HRC president discusses Don’t Ask, Don’t Tell, legislative agenda with EDGE
As lawmakers on Capitol Hill continue to debate the possible repeal of Don’t Ask, Don’t Tell, Joe Solmonese, president of the Human Rights Campaign, offered a pragmatic assessment of the Obama administration’s record on LGBT-specific issues during its first year in office.
"The president’s tenure for our community has been marked by what I think are sweeping victories and unnecessary heartbreak," he told EDGE in an interview less than three hours after the country’s top defense officials called for the military to lift its ban on openly gay and lesbian troops. "That’s just the nature of this relationship. On any given day, it’s going to be our sentiments are going to go from gratitude to frustration."
Indeed, Solmonese pointed to the addition of sexual orientation and gender identity and expression to federal hate crimes statutes last fall, the White House’s defense of the Defense of Marriage Act and its decision to invite the Rev. Rick Warren to deliver the inaugural convocation as examples of sweeping victories and unnecessary heartbreaks. But he was quick to single out the Bush administration’s record on LGBT issues as a primary source of impatience and, at times, outright anger many activists continue to express.
"It’s important to recognize our community’s frustration is a result of nearly a decade of inaction; nearly a decade of being in a defensive mode," Solmonese said. "It took nearly eight years to nearly ruin this country; it’s taking longer to put it back together."
2009 proved a mixed bag on LGBT-specific issues. Voters in Maine approved a referendum that overturned a law that had allowed gays and lesbians to marry in their state. The New York State Senate struck down a measure that would have allowed same-sex couples to tie the knot. And the California Supreme Court upheld Prop 8. On the flip-side, Nevada became the 17th state to extend some form of legal recognition to gay and lesbian couples when its domestic partnership law took effect in October.
"We look everywhere," Solmonese said as he praised the Nevada activists who successfully lobbied their legislators to support the measure. "We don’t look at simply blue or red states on how to bring change to this community."

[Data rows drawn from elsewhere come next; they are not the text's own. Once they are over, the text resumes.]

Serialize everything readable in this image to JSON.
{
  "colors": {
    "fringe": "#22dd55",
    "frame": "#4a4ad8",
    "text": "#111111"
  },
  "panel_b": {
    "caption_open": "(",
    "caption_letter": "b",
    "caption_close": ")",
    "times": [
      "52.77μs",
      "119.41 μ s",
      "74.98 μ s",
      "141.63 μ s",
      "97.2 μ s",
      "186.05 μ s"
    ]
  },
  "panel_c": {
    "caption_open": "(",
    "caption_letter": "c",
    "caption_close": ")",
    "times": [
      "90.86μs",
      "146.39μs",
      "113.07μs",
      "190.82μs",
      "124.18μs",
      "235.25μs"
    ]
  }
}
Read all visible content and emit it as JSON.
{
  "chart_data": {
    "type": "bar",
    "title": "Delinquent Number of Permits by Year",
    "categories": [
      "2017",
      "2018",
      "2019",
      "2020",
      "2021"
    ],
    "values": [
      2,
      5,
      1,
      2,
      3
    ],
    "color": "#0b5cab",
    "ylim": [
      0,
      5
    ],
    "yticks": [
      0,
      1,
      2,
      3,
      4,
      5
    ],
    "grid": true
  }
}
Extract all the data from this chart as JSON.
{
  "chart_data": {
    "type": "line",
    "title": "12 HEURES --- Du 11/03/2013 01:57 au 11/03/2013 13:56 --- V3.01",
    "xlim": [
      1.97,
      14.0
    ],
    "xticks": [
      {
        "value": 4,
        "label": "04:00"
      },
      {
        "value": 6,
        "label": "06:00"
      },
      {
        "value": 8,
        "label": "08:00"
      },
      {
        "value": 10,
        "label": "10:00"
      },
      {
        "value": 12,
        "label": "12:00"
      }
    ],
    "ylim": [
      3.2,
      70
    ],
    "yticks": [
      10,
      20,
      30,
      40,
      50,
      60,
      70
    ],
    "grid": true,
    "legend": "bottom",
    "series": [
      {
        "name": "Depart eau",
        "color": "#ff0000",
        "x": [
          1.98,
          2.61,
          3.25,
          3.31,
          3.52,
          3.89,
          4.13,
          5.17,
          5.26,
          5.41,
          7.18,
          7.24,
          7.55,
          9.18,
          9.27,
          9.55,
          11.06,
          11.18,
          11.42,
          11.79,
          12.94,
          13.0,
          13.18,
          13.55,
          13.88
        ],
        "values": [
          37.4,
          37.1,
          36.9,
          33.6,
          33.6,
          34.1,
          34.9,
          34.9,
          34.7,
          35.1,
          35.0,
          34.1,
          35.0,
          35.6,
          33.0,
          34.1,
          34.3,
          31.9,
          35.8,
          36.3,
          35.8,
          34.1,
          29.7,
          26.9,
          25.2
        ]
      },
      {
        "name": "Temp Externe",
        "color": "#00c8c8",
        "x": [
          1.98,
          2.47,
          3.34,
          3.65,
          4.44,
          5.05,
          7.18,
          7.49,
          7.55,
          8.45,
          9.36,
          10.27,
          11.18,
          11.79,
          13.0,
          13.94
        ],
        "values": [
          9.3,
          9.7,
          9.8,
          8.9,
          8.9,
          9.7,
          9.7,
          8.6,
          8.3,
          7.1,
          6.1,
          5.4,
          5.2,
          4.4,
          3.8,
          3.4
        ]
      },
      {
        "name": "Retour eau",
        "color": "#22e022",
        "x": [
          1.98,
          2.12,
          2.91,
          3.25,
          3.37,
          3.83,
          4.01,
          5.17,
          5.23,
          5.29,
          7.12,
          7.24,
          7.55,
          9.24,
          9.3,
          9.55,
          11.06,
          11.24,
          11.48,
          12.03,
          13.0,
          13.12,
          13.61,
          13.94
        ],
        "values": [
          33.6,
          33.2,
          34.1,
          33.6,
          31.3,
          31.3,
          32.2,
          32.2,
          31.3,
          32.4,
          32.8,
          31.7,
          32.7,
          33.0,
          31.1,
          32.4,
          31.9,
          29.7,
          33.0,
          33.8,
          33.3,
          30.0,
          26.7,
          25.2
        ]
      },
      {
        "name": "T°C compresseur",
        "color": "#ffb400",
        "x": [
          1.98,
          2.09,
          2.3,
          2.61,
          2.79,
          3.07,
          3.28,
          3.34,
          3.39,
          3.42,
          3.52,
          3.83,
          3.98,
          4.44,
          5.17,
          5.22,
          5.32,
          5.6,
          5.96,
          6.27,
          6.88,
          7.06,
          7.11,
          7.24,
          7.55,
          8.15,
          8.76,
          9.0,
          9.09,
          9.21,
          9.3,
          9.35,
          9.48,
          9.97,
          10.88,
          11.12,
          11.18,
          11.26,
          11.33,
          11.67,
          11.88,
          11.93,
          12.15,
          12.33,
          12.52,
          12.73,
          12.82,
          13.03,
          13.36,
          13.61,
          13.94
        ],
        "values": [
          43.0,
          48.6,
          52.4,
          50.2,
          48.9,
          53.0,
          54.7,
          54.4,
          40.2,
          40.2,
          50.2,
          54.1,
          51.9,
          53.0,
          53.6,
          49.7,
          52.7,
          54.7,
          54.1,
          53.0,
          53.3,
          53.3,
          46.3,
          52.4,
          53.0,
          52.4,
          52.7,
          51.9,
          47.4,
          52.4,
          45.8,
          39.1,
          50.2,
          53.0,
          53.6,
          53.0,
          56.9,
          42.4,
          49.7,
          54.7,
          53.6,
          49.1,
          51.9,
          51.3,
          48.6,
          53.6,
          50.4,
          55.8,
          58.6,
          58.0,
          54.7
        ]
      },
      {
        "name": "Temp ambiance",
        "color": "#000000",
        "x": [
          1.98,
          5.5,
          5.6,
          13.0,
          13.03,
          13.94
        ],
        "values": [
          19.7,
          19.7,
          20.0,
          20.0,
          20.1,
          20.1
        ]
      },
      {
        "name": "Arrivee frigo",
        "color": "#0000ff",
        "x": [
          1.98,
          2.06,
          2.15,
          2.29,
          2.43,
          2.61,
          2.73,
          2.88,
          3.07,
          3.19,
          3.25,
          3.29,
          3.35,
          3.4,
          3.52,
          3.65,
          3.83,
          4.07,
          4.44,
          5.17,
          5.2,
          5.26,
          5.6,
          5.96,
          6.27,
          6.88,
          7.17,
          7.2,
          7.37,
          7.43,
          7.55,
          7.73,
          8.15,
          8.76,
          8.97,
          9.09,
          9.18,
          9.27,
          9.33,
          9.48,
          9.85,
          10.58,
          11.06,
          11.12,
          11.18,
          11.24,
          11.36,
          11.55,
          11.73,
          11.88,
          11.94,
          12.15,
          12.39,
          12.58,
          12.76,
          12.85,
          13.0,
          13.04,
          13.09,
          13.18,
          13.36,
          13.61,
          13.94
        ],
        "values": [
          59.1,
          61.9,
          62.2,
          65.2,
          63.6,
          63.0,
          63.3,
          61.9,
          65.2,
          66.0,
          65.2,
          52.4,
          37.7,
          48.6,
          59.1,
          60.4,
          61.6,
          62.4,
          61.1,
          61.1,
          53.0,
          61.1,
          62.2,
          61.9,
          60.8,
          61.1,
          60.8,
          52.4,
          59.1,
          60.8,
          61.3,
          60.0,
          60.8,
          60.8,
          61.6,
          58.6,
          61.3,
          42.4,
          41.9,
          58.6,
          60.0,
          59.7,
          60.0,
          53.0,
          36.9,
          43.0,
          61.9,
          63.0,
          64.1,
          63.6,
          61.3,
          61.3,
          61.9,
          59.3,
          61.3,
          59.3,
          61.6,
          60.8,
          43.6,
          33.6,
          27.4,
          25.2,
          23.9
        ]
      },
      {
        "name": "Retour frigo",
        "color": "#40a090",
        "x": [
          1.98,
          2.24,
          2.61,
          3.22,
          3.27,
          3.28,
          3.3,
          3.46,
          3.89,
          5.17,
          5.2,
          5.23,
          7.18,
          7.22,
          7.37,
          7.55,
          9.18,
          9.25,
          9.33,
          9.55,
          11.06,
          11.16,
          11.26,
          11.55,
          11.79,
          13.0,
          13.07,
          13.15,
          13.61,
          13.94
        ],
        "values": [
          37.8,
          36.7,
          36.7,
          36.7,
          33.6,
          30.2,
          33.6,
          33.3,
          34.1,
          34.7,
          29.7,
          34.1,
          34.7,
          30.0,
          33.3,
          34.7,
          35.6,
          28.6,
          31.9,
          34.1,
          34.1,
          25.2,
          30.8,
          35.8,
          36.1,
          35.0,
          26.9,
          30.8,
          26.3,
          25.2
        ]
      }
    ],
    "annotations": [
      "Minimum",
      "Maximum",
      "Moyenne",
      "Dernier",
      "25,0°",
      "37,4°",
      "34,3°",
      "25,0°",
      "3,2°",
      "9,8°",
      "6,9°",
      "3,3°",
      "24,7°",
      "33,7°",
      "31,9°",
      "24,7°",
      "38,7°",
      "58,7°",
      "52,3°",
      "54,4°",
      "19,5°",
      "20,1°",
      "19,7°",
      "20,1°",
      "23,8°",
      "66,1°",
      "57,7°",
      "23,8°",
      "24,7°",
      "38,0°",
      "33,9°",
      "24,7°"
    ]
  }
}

Solmonese described Houston Mayor Annise Parker’s election late last year as another milestone.
"It’s historic and important to the community she happened to be a lesbian," he added.
Solmonese also singled out U.S. Sen. Kirsten Gillibrand [D-N.Y.] for the prominent role she continues to play in the DADT debate. Gillibrand is scheduled to speak at the HRC’s annual New York dinner on Saturday, but Solmonese compared her to the late-U.S. Sen. Edward Kennedy [D-Mass.] for her ability to "look across the landscape and identify the people who are in the need of the most help."
"She has, in a very historic way, taken on the cause of Don’t Ask, Don’t Tell and LGBT issues," he said. "She has been incredibly thoughtful on it and incredibly courageous about it. She is one of the very few people on the hill who reaches out to me - on her own."
Gillibrand, who succeeded Secretary of State Hillary Clinton in the U.S. Senate in Jan., 2009, faces a potentially difficult election campaign this fall. Solmonese further acknowledged the marriage defeat in Albany and the New Jersey State Senate’s vote against nuptials for same-sex couples last month were set-backs. He added, however, should keep fighting.
"One of our biggest challenges, whether the New York marriage fight or Don’t Ask, Don’t Tell in Congress, is to keep our eye on the prize and not lose sight of the fact of the fact of how difficult this fight will be," Solmonese said. "But when we win, it’s historic and it’s permanent."